Gey arkadaşlık sitelerinden hadiGAYri.com’un anketinden Cumhuriyet Halk Partisi (CHP)'nin yüzde 44'lük oyla birinci çıktığını okuduğumda hayret içinde kaldım.

Gey arkadaşlık sitelerinden hadiGAYri.com’un anketinden Cumhuriyet Halk Partisi (CHP)'nin yüzde 44'lük oyla birinci çıktığını okuduğumda hayret içinde kaldım. 2007 temmuz seçimlerinde AKP'nin aldığı yüzde 47 karşısında "oha falan oldum" diyen Mine G. Kırıkkanat'tan beter oldum.

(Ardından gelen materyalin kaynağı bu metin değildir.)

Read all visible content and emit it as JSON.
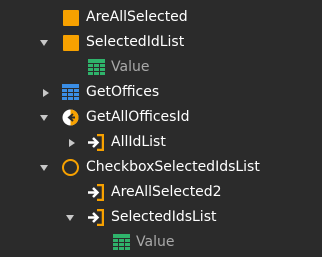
{
  "colors": {
    "background": "#2b2b2b",
    "text": "#ffffff",
    "dim_text": "#a9a9a9",
    "orange": "#f7a100",
    "blue": "#3a8ee6",
    "green": "#2fb36b",
    "arrow": "#c8c8c8"
  },
  "tree": {
    "items": [
      {
        "label": "AreAllSelected",
        "icon": "orange-square-icon",
        "expander": "none"
      },
      {
        "label": "SelectedIdList",
        "icon": "orange-square-icon",
        "expander": "expanded"
      },
      {
        "label": "Value",
        "icon": "green-grid-icon",
        "expander": "none",
        "dim": true
      },
      {
        "label": "GetOffices",
        "icon": "blue-grid-icon",
        "expander": "collapsed"
      },
      {
        "label": "GetAllOfficesId",
        "icon": "output-circle-icon",
        "expander": "expanded"
      },
      {
        "label": "AllIdList",
        "icon": "input-arrow-icon",
        "expander": "collapsed"
      },
      {
        "label": "CheckboxSelectedIdsList",
        "icon": "orange-ring-icon",
        "expander": "expanded"
      },
      {
        "label": "AreAllSelected2",
        "icon": "input-arrow-icon",
        "expander": "none"
      },
      {
        "label": "SelectedIdsList",
        "icon": "input-arrow-icon",
        "expander": "expanded"
      },
      {
        "label": "Value",
        "icon": "green-grid-icon",
        "expander": "none",
        "dim": true
      }
    ]
  }
}
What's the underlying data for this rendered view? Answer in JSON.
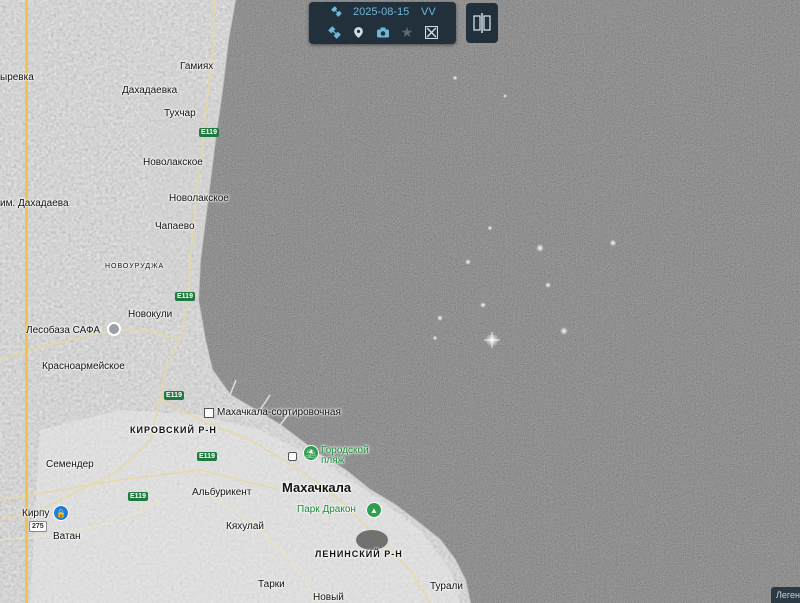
{
  "toolbar": {
    "date": "2025-08-15",
    "polarization": "VV",
    "icons": [
      "satellite-icon",
      "satellite-icon",
      "layers-pin-icon",
      "camera-icon",
      "star-icon",
      "compare-icon"
    ]
  },
  "colors": {
    "toolbar_bg": "#22303c",
    "accent": "#6fb6d8",
    "graticule": "#f2c14e",
    "road_green": "#1f7a3f",
    "poi_green": "#2e9e4f",
    "poi_blue": "#1e7fd6"
  },
  "legend_tab": "Леген",
  "places": {
    "gamiyakh": "Гамиях",
    "dakhadaevka": "Дахадаевка",
    "tukhchar": "Тухчар",
    "novolakskoe1": "Новолакское",
    "novolakskoe2": "Новолакское",
    "chapaevo": "Чапаево",
    "novokuli": "Новокули",
    "novouruzha": "НОВОУРУДЖА",
    "krasnoarmeyskoe": "Красноармейское",
    "semender": "Семендер",
    "albrikent": "Альбурикент",
    "kyakhulay": "Кяхулай",
    "tarki": "Тарки",
    "novy": "Новый",
    "turali": "Турали",
    "vatan": "Ватан",
    "karpu": "Кирпу",
    "left_label_1": "ыревка",
    "left_label_2": "им. Дахадаева",
    "makhachkala": "Махачкала",
    "kirovsky": "КИРОВСКИЙ Р-Н",
    "leninsky": "ЛЕНИНСКИЙ Р-Н",
    "lesobaza": "Лесобаза САФА",
    "station": "Махачкала-сортировочная",
    "beach": "Городской пляж",
    "park": "Парк Дракон"
  },
  "roads": {
    "e119_a": "E119",
    "e119_b": "E119",
    "e119_c": "E119",
    "e119_d": "E119",
    "e119_e": "E119",
    "r275": "275"
  }
}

Hatta bir ara "ne olacak bunlar olsa olsa göbeğini kaşıyan bidon kafalı geyler falan" olmalı diye geçirdim. Ya da Türkiye'deki geylerin büyük bölümü zaten muhafazakâr ve o yüzden çarşaf açılımı yapan CHP onlar için yeni cazibe merkezi oldu şeklinde tuhaf düşüncelere bile kapıldım. Oturdum üç dört gün boyunca "bir eşcinsel CHP'ye neden oy verir?" diye kara kara düşünmeye başladım. Çünkü sözde sosyal demokrat geçinen bu parti, LGBTT'lere yönelik herhangi bir proje üretmek falan bir yana, varolan demokratik kazanımlardan dahi geriye doğru gitme yönünde itiraz ve politikalar üretiyor uzun zamandır. Yoksa gerçekten geyler CHP'nin çarşaf açılımı, kuran kursu vaadi veya türbe ziyaretli seçim startına mı kapılmıştılar? Yok canım. Ben böyle kafamda binbir soruyla boğuşurken, eşcinsellerden ve farklı cinsiyet kimliğine sahip bireylerden "bunlar" diye söz eden "o adam" imdadıma yetişti sağolsun. Cevap basitti: AKP tam demokrasi iddiasıyla gelip, sadece kendine demokrat kesilmeye başlamıştı, dahası 'Obama gibi gelip Bush gibi devam etmişlerdi'. Yani CHP hâlâ aynı CHP'ydi ama AKP ve liderinin son yıllarda yarrattığı korku kırallığı tarafsızları ve bir kısım AKP'liyi kaçınılmaz olarak CHP'ye yönlendirmişti. Dolayısıyla 2007 seçimleri karşısında "oha falan olanlar" nasıl ki halkın iradesi karşısında kör idiyse, ben de bir anlık körlük yaşamıştım, ortada ne göbeğini kaşıyan geyler vardı, ne de "oha falan olacak" bir durum, geyler herzamanki gibi "özgürlük" umuduyla hareket etmişlerdi. Bu umut için de Deniz Baykal'a bile oy verilir ama Bush'a verilemezdi.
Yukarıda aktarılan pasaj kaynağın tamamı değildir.